Anyhow, even if you are right, I definitely think the evidence is pretty weak. Both sides make pretty much the exact same retrodictions and were in fact equally unsurprised by the last few years. I agree that Yudkowsky deserves spanking for not working harder to make concrete predictions/bets with Paul, but he did work somewhat hard, and also it's not like Paul, Ajeya, etc. are going around sticking their necks out much either. Finding concrete stuff to bet on (amongst this group of elite futurists) is hard. I speak from experience here, I've talked with Paul and Ajeya and tried to find things in the next 5 years we disagree on and it's not easy, EVEN THOUGH I HAVE 5-YEAR TIMELINES. We spent about an hour probably. I agree we should do it more.
(Think about you vs. me. We both thought in detail about what our median futures look like. They were pretty similar, especially in the next 5 years!)
Good post. And a list/spreadsheet is a good idea.
It's possible that improvement in self-improvement over time will "feel" exponential. It's also possible it'll feel more dramatic -- maybe at some point we'll cross the threshold where investing one resource-unit quickly gives more than one resource-unit in return and this process is highly scalable, and then FOOM. Perhaps we should call the kind of recursive self-improvement that currently exists "subcritical" or something to distinguish it. (Edit: but note "subcritical" builds in assumptions of threshold-y-ness.)

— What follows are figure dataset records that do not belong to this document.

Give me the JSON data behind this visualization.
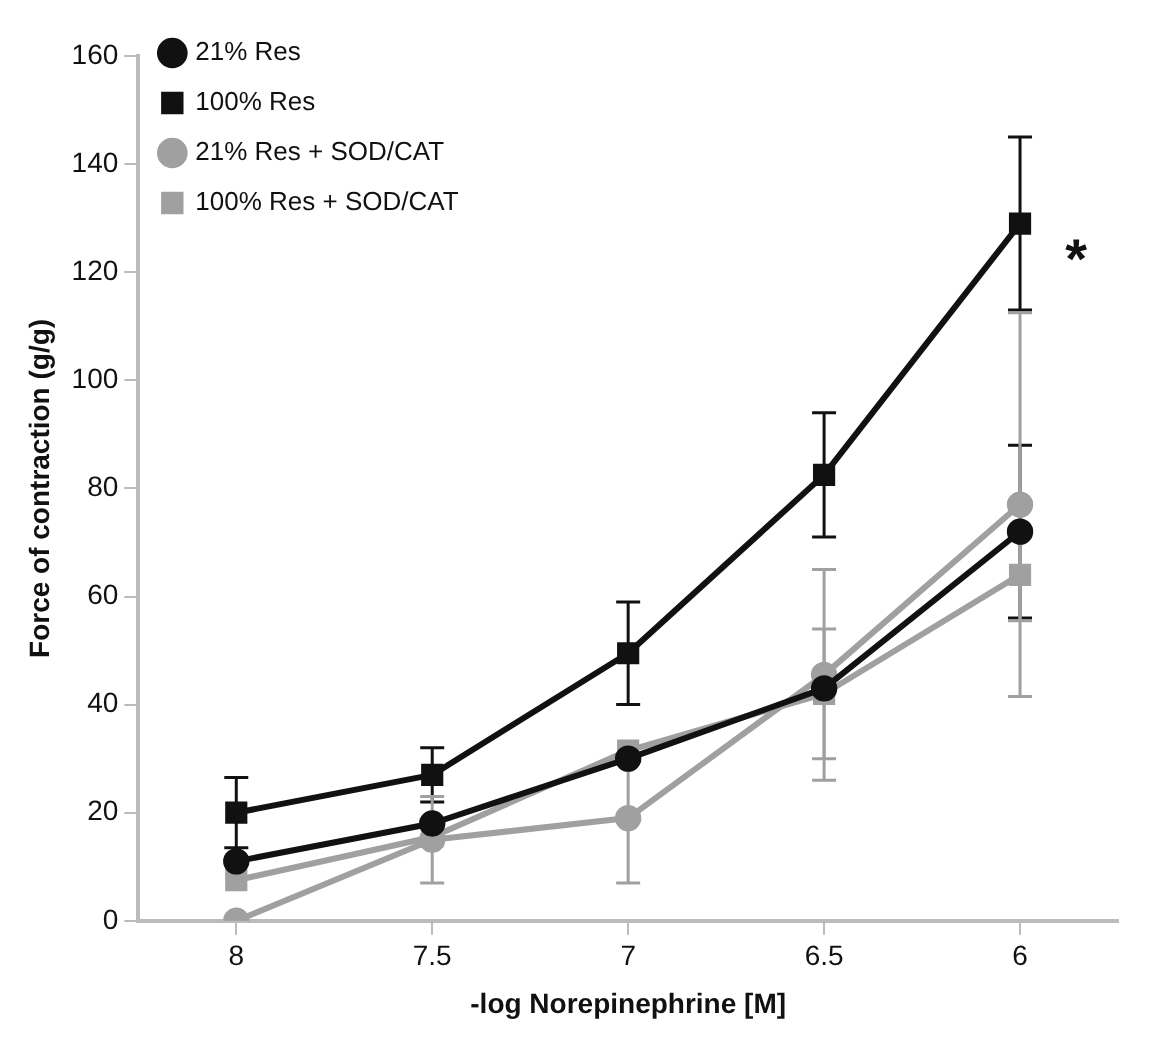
{
  "chart_data": {
    "type": "line",
    "xlabel": "-log Norepinephrine [M]",
    "ylabel": "Force of contraction (g/g)",
    "categories": [
      "8",
      "7.5",
      "7",
      "6.5",
      "6"
    ],
    "series": [
      {
        "name": "21% Res",
        "color": "#111111",
        "marker": "circle",
        "values": [
          11,
          18,
          30,
          43,
          72
        ],
        "errors": [
          null,
          null,
          null,
          null,
          16
        ]
      },
      {
        "name": "100% Res",
        "color": "#111111",
        "marker": "square",
        "values": [
          20,
          27,
          49.5,
          82.5,
          129
        ],
        "errors": [
          6.5,
          5,
          9.5,
          11.5,
          16
        ]
      },
      {
        "name": "21% Res + SOD/CAT",
        "color": "#a0a0a0",
        "marker": "circle",
        "values": [
          0,
          15,
          19,
          45.5,
          77
        ],
        "errors": [
          null,
          8,
          12,
          19.5,
          35.5
        ]
      },
      {
        "name": "100% Res + SOD/CAT",
        "color": "#a0a0a0",
        "marker": "square",
        "values": [
          7.5,
          15.5,
          31.5,
          42,
          64
        ],
        "errors": [
          null,
          null,
          null,
          12,
          8.5
        ]
      }
    ],
    "ylim": [
      0,
      160
    ],
    "yticks": [
      0,
      20,
      40,
      60,
      80,
      100,
      120,
      140,
      160
    ],
    "grid": false,
    "legend": "top left",
    "annotations": [
      {
        "text": "*",
        "x": "6",
        "y": 124
      }
    ]
  }
}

If you want more, you can probably dig some out of https://www.reddit.com/r/reinforcementlearning/search?q=flair%3AMetaRL&restrict_sr=on&include_over_18=on and https://www.gwern.net/Tool-AI
Really excited to see this list, thanks for putting it together! I shared it with the DM safety community and tweeted about it here, so hopefully some more examples will come in. (Would be handy to have a short URL for sharing the spreadsheet btw.)
I can see several ways this list can be useful:
Curious whether you primarily intend this to be an outreach tool or a resource for AI forecasting / governance.
Thanks! Here is a shorter url: rsi.thomaswoodside.com.
I intended it as somewhat of an outreach tool, though probably to people who already care about AI risk, since I wouldn't want it to serve as a reason for somebody to start working on it more because they see it's possible.
Mostly, I'm did it for epistemics/forecasting: I think it will be useful for the community to know how this particular kind of work is progressing, and since it's in disparate research areas I don't think it's being tracked by the research community by default.
Makes sense, thanks. I think the current version of the list is not a significant infohazard since the examples are well-known, but I agree it's good to be cautious. (I tweeted about it to try to get more examples, but it didn't get much uptake, happy to delete the tweet if you prefer.) Focusing on outreach to people who care about AI risk seems like a good idea, maybe it could be useful to nudge researchers who don't work on AI safety because of long timelines to start working on it.
No need to delete the tweet. I dagree the examples are not info hazards, they're all publicly known. I just probably wouldn't want somebody going to good ML researchers who currently are doing something that isn't really capabilities (e.g., application of ML to some other area) and telling them "look at this, AGI soon."